Zoku; What a day

I own nothing but this fic

.

.

Summary: /Un-beta/Selesai dengan mapel jahannam (baca: akuntansi), kini kelas XI TI dinistakan oleh mapel Seni Budaya. Semacam squel dari 'What a day'. Beware of OOCness, proceed with caution. RnR onegaishimasu!

.

.

WARNING FOR EYD (EJAAN YANG DIRUSAK) DAN OC NUMPANG LEWAT

.

Suasana kelas XI TI yang ramai. Sangat ramai. Kelewat ramai. Terlalu ramai sampe ngalahin pasar. Siapa sangka kalau pak Made yang ngajar Matematika tiba-tiba ada urusan mendadak sehingga ga jadi ngajar.

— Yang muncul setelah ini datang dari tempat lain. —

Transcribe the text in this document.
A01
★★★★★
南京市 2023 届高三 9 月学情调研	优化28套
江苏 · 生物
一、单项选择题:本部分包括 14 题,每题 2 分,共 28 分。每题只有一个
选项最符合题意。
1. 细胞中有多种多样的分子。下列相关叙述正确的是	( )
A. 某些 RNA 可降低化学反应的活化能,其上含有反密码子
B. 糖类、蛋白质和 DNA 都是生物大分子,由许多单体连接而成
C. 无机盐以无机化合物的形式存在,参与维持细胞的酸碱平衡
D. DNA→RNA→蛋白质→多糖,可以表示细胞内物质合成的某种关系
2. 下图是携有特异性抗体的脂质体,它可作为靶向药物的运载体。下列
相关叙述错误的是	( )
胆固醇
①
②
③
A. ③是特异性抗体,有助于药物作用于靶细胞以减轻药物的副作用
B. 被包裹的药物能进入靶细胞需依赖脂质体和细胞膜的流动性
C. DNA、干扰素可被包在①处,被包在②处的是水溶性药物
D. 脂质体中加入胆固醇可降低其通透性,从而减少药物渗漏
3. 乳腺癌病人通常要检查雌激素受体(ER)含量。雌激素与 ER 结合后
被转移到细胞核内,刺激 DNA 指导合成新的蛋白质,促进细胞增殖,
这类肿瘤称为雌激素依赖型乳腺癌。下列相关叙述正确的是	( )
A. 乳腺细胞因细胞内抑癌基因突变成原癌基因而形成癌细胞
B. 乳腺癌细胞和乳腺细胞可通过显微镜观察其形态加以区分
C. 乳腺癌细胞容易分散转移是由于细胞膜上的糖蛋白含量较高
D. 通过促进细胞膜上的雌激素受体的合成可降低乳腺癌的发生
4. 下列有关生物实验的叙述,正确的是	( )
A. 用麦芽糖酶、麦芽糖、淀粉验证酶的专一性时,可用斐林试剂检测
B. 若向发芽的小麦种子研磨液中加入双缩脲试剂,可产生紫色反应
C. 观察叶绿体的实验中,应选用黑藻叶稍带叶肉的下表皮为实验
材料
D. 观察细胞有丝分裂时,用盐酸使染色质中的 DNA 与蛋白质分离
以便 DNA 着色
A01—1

Midorima Shintaro pun demikian senangnya. Well, kebetulan sekali, hari ini Midorima sedang tidak mood dan sangat mengantuk. Walaupun begitu, tetap saja dia tak mampu menolak untuk mendengarkan Momoi Satsuki ngoceh tentang boyband Super Junior yang sedang melegenda itu.

Lalu tak lama setelah Momoi selesai dengan ocehannya dan Midorima baru saja ingin tidur, Aomine Daiki 'menjemputnya' untuk bergegas sholat Jum'at.

Oke, saya skip bagian ini dan langsung ke jam pelajaran Seni Budaya…

"Yak, keluarkan lampiran yang saya berikan minggu lalu."—sensei Seni Budaya yang bergaya ala yakuza-yang Midorima lupa siapa namanya padahal udah setahun ngajar—itu duduk diatas meja guru.

Ngomong-ngomong, meski gayanya begitu, sebenarnya dia orang yang humoris kok. Jangan menilai dari penampilan ya…

Back to the story, untung saja Midorima belum menjadikan lampiran itu sebagai bungkus kacang karena udah seminggu bersarang di tas.

"Mulai jawab soal-nya dari barisan depan."

Dan terus bergiliran. Midorima menyilang jawaban yang benar. Sebenarnya dia tidak terlalu fokus dengan ucapan sensei-nya selain jawaban soal lampiran tersebut. Hampir saja ia tertidur, sampai suara sorakan dari teman-teman sekelasnya mebuat pemuda itu membatalkan niatnya untuk tidur.

'Ada apa ya…?' ucap Midorima dalam hati.

Dua puluh lima soal telah selesai dibacakan dan dijawab sementara di lampiran masih tersisa lima belas soal yang belum terjawab. Kembali lagi ke murid yang duduk paling depan untuk membaca dan menjawab soal tersebut. Kali ini, entah mengapa Midorima merasakan hawanya 'tertekan'—semacam itu. Murid yang membacakan soal tersebut terlihat tegang.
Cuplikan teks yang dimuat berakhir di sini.